But most people find themselves using more servos than there are PWM channels available.
I believe it would be useful to have a 'center servo' program that uses PWM - just because it is more accurately linked to the processor clock.
Whereas the current program is susceptible to various things: especially code optimization - which is probably why you supply a compiled HEX file rather than source code.
I find that servos which have been exactly centered using the current 'delay' routine and are then connected via PWM do tend to behave differently. So I guess it comes down to which is more accurate: PWM or delay cycles - my bet would be on the first.
Accurate 'centering' is key to then allowing the same servo to be driven via PWM or via delays - and you need to expect that they will behave the same in both scenarios. This hasn't been my experience - which tends to end up with servos tied up to certain boards.
Given the relative cheapness of an ATMega8 then I have a dedicated board which only has the headers for the PWM output pins.
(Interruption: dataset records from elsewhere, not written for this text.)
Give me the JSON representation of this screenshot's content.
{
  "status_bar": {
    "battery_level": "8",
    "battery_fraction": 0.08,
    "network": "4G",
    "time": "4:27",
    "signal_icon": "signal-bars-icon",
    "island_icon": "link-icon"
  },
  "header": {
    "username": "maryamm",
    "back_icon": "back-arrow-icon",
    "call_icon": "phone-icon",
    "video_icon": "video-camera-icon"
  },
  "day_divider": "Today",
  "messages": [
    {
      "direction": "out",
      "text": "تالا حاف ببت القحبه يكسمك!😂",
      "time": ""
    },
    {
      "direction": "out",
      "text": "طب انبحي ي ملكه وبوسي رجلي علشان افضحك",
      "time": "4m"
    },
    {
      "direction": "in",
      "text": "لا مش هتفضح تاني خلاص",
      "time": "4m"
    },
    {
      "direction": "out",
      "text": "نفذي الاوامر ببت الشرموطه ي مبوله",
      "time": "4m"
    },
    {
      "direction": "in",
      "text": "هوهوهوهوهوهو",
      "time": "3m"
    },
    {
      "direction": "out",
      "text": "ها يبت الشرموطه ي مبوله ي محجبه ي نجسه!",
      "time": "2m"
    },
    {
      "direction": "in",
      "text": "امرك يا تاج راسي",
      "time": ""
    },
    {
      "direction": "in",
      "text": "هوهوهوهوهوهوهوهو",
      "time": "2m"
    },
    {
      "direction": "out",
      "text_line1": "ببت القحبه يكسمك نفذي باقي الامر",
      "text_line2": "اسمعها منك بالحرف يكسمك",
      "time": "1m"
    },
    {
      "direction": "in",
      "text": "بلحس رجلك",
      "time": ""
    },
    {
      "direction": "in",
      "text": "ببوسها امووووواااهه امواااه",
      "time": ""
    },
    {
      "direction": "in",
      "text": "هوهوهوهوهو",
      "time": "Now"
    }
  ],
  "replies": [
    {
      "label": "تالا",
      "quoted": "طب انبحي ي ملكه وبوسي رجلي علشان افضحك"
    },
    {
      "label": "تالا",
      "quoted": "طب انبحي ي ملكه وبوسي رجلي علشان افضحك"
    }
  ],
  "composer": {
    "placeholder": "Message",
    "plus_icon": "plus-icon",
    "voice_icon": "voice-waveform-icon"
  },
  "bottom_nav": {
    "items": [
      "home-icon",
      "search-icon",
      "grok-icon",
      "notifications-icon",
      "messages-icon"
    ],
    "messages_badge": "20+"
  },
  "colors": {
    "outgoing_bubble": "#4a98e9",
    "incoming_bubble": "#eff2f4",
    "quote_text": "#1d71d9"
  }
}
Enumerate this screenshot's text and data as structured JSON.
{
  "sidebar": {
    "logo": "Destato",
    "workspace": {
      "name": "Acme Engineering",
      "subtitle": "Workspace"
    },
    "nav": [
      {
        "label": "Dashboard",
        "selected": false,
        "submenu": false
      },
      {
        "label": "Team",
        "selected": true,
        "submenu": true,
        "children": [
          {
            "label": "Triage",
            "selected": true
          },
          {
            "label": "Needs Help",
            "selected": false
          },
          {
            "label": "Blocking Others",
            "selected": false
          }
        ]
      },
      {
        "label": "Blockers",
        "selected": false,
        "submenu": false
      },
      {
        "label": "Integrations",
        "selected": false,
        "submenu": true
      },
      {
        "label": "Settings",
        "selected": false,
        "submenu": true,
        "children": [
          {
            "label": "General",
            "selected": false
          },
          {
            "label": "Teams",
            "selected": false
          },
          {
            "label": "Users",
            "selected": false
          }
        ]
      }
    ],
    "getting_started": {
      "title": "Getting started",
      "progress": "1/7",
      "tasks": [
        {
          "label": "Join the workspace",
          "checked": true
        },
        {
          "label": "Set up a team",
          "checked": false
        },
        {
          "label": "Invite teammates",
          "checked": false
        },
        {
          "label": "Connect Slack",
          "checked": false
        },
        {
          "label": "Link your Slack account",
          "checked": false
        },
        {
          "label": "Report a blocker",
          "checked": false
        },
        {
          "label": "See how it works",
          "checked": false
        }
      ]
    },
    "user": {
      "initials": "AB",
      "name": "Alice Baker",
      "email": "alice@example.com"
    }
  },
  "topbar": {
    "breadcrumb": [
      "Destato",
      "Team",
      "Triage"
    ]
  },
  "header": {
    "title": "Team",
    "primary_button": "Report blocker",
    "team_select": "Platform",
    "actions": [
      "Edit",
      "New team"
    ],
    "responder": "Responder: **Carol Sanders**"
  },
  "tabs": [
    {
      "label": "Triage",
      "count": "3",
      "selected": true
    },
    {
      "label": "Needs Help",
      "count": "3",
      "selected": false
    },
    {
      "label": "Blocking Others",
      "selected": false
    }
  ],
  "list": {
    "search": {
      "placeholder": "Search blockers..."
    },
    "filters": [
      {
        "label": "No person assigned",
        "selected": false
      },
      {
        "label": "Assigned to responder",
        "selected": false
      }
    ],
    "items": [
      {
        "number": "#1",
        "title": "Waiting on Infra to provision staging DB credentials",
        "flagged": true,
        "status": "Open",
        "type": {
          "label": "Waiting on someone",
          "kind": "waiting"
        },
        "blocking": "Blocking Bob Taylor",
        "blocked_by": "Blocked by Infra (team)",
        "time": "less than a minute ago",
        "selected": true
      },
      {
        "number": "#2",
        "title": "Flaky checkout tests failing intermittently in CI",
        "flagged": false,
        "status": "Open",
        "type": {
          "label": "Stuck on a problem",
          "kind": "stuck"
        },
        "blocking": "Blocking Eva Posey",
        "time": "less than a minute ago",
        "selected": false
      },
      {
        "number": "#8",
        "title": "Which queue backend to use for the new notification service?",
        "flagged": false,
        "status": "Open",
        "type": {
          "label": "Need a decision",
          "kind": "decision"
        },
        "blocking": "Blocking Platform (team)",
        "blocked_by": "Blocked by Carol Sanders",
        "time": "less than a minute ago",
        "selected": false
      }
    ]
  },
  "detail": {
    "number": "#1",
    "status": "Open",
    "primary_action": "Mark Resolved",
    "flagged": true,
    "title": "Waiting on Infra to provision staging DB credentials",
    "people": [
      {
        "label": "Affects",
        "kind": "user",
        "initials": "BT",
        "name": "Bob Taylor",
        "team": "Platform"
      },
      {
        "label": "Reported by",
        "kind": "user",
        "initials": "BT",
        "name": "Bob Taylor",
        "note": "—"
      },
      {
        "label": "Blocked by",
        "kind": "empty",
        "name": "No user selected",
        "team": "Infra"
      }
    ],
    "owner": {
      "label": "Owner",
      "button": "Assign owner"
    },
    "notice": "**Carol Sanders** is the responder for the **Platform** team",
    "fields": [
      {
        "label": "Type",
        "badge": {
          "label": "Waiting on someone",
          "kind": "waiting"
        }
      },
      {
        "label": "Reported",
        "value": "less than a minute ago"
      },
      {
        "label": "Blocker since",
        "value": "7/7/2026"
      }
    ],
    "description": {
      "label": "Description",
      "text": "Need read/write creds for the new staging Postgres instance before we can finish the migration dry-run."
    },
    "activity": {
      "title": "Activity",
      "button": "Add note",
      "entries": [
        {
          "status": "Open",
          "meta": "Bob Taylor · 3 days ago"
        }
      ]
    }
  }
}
I use another board to program it - so I don't even need the AVR/ISP connector pins. I use this board for nothing else other than for centering servos via PWM. It may seem like a luxury but at least I know that all my servos have been set the same way.
Does it matter what the delay cycle is after the pulse sent to the servo?
I know that most of you guys hate C++ but this is an example of where it really helps. The standard $50 code will just waste time in order to make sure that signals aren't sent to the servo too quickly. In C++, as per my library in the tutorials, I keep track of when the last command was sent and so will ignore any new commands that occur in the rest of the cycle time. So rather than ALWAYS wasting 20ms it can return immediately to allow the rest of your code to work at full speed and will only issue a new command to the servo once the 20ms 'breathing period' has elapsed.